# When Jack Russells attack!



## Equus5O (Apr 27, 2010)




----------



## Klaus13 (May 18, 2010)

That just looks so bad from the pics!! lol!! 
But I have cocker spaniels that can look even more viscious if I were to get a great pic like that! wish my camera took pics like that!


----------



## KCandMace (Apr 8, 2008)

LOL I posted over on BYC. Just to funny.


----------



## Relayer (Apr 29, 2010)

Jack Russel's 2 houses down from us with invisible fences. First of all, they suck!! Way too nervous and angry. Max freaked out at first by them . I keep walking him by them (A-holes!!!!) and telling him not to worry, they're jerks... he seems to get it.


----------



## Equus5O (Apr 27, 2010)

LOL I have time to kill tonight, so I couldn't help but cross-post.

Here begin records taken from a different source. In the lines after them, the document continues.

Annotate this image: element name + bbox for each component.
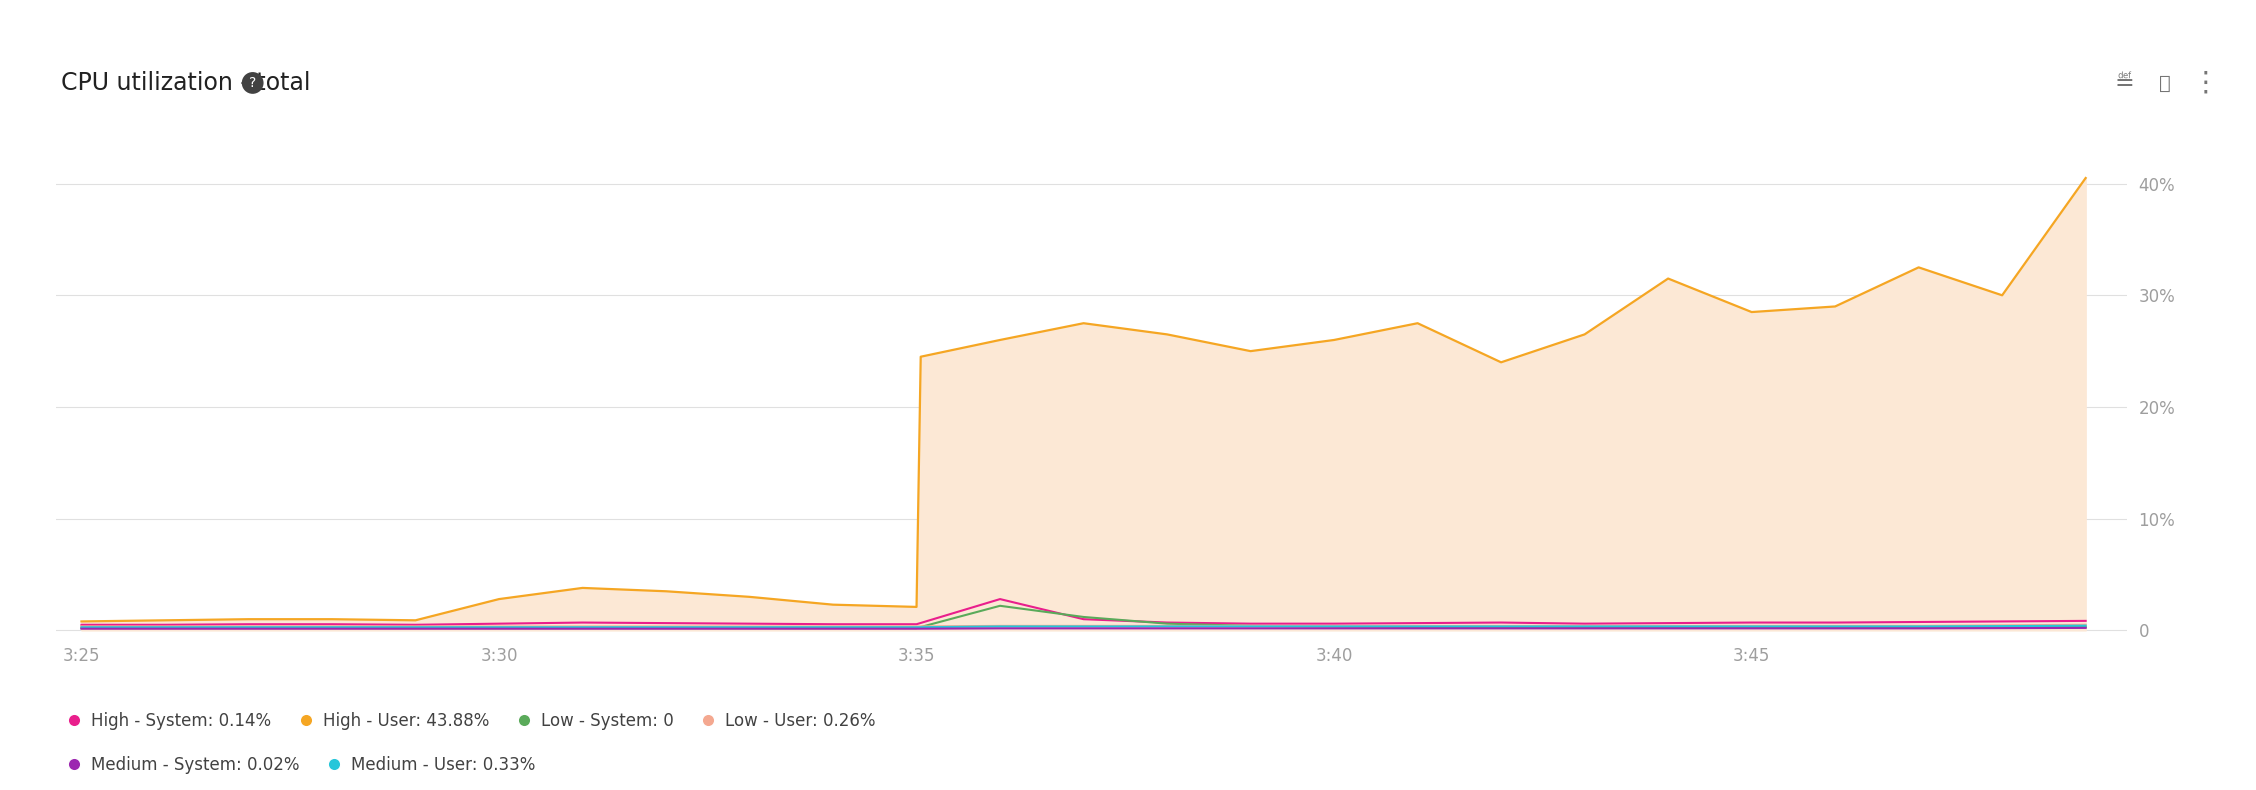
Text: CPU utilization - total: CPU utilization - total [61,71,311,95]
Text: ⋮: ⋮ [2191,69,2220,97]
Text: ?: ? [248,76,257,90]
Legend: High - System: 0.14%, High - User: 43.88%, Low - System: 0, Low - User: 0.26%: High - System: 0.14%, High - User: 43.88… [70,713,875,730]
Text: ≝: ≝ [2114,71,2134,95]
Text: ⬜: ⬜ [2159,73,2170,92]
Legend: Medium - System: 0.02%, Medium - User: 0.33%: Medium - System: 0.02%, Medium - User: 0… [70,756,535,773]
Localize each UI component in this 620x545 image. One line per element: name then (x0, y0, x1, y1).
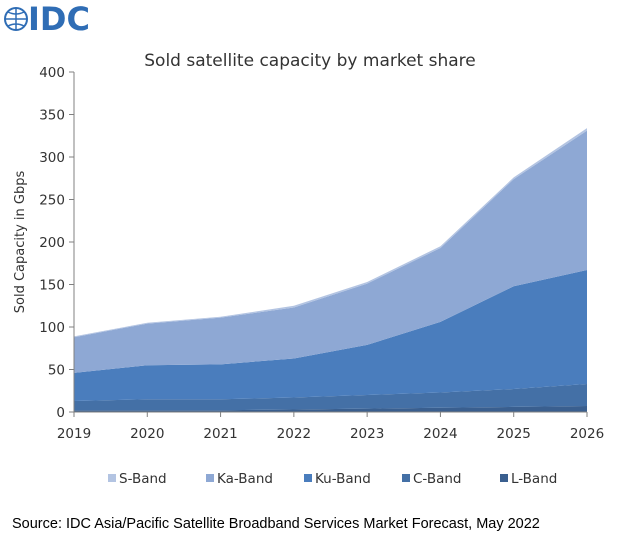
legend-swatch (206, 474, 214, 482)
x-tick-label: 2023 (350, 426, 384, 442)
y-tick-label: 300 (39, 150, 65, 166)
logo-text: IDC (28, 0, 90, 38)
legend-swatch (402, 474, 410, 482)
x-tick-labels: 2019 2020 2021 2022 2023 2024 2025 2026 (57, 426, 604, 442)
y-tick-label: 250 (39, 193, 65, 209)
area-chart: Sold satellite capacity by market share … (13, 51, 604, 487)
chart-title: Sold satellite capacity by market share (144, 51, 476, 71)
x-tick-label: 2025 (497, 426, 531, 442)
y-tick-label: 50 (48, 363, 65, 379)
area-ka-band (74, 130, 587, 373)
x-tick-label: 2024 (423, 426, 457, 442)
legend-item-ka-band: Ka-Band (206, 471, 273, 487)
x-tick-label: 2022 (277, 426, 311, 442)
area-layers (74, 72, 587, 412)
legend-item-l-band: L-Band (500, 471, 557, 487)
area-s-band (74, 128, 587, 338)
area-c-band (74, 383, 587, 411)
axes (69, 71, 588, 417)
legend-swatch (304, 474, 312, 482)
legend-swatch (108, 474, 116, 482)
idc-globe-icon (4, 7, 28, 31)
y-tick-label: 400 (39, 65, 65, 81)
y-tick-label: 100 (39, 320, 65, 336)
x-tick-label: 2019 (57, 426, 91, 442)
y-tick-label: 350 (39, 108, 65, 124)
legend-item-ku-band: Ku-Band (304, 471, 371, 487)
legend-label: L-Band (511, 471, 557, 487)
y-tick-labels: 0 50 100 150 200 250 300 350 400 (39, 65, 65, 421)
source-note: Source: IDC Asia/Pacific Satellite Broad… (12, 516, 540, 532)
legend-item-s-band: S-Band (108, 471, 167, 487)
area-ku-band (74, 270, 587, 401)
x-tick-label: 2026 (570, 426, 604, 442)
legend-item-c-band: C-Band (402, 471, 461, 487)
legend-label: S-Band (119, 471, 167, 487)
y-tick-label: 0 (56, 405, 65, 421)
legend-label: C-Band (413, 471, 461, 487)
legend-label: Ka-Band (217, 471, 273, 487)
x-tick-label: 2021 (203, 426, 237, 442)
legend: S-Band Ka-Band Ku-Band C-Band L-Band (108, 471, 557, 487)
x-tick-label: 2020 (130, 426, 164, 442)
y-axis-label: Sold Capacity in Gbps (13, 171, 28, 314)
legend-swatch (500, 474, 508, 482)
y-tick-label: 200 (39, 235, 65, 251)
area-l-band (74, 406, 587, 412)
y-tick-label: 150 (39, 278, 65, 294)
legend-label: Ku-Band (315, 471, 371, 487)
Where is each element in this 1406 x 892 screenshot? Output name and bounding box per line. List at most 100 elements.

He's left marks on that poor little savages neck, so she couldn't wait to get the upper hand!


----------



## gsd_bella (Aug 6, 2006)

I love the first one, the look on the puppy's face is hilarious :laugh:


----------



## Jason L (Mar 20, 2009)

I love JRT. I have a rescue that is half JRT half corgi and she is INSANE. 

Great pics!


----------



## holland (Jan 11, 2009)

That first pic is funny!


----------



## DCluver33 (May 27, 2010)

omg I love the first pic the puppies face is like "omg get it off me!!!!" lol too funny.


----------



## kiya (May 3, 2010)

Years ago my GSD Cheyenne was chased by a JR when he was only a baby. That little POS used to terrorize the whole neighborhood.


----------



## Jason L (Mar 20, 2009)

My JRT X Corgi girl doing what she does best ... terrorizing the bigger dogs


----------



## trish07 (Mar 5, 2010)

The first picture is so funny!!!! The JR looks completly insane and the pupp seems to say "WTF! He is crazy!!!! Save me!!!"

Lol

Amazing pup by the way!

All Jack Russel we have met weren't very nice toward other dogs.....I love JR so much, they are nice little dogs, but I never saw one well behave (which is due to their owners....JR are very high level energy dog and owners were all like "Well, I walk him once a week, isn't enough???")


----------



## JudynRich (Apr 16, 2010)

We don't speak to one neighbor(and visa versa) because of our their Jack Russel...little terror!


----------



## mazza (Jun 11, 2010)

I have just become a member of this forum and I have to say I cannot stand jack russels they have got a big chip on their shoulders as have most little dogs in my opinion


----------



## DCluver33 (May 27, 2010)

mazza said:


> I have just become a member of this forum and I have to say I cannot stand jack russels they have got a big chip on their shoulders as have most little dogs in my opinion


my aunt and uncle have a JRT and it's very fat and very annoying she's calmed down a lot now that she's 12 year old(?) I can't remember how old she is,but when she was younger she was a terror. I can't stand JRT or any out of control little dog for that matter but JRT's seem to be the worst I don't get it. oh welcome to the forums btw


----------



## mazza (Jun 11, 2010)

Thanks for welcoming me to the forum this is all brand new to me:wild:


----------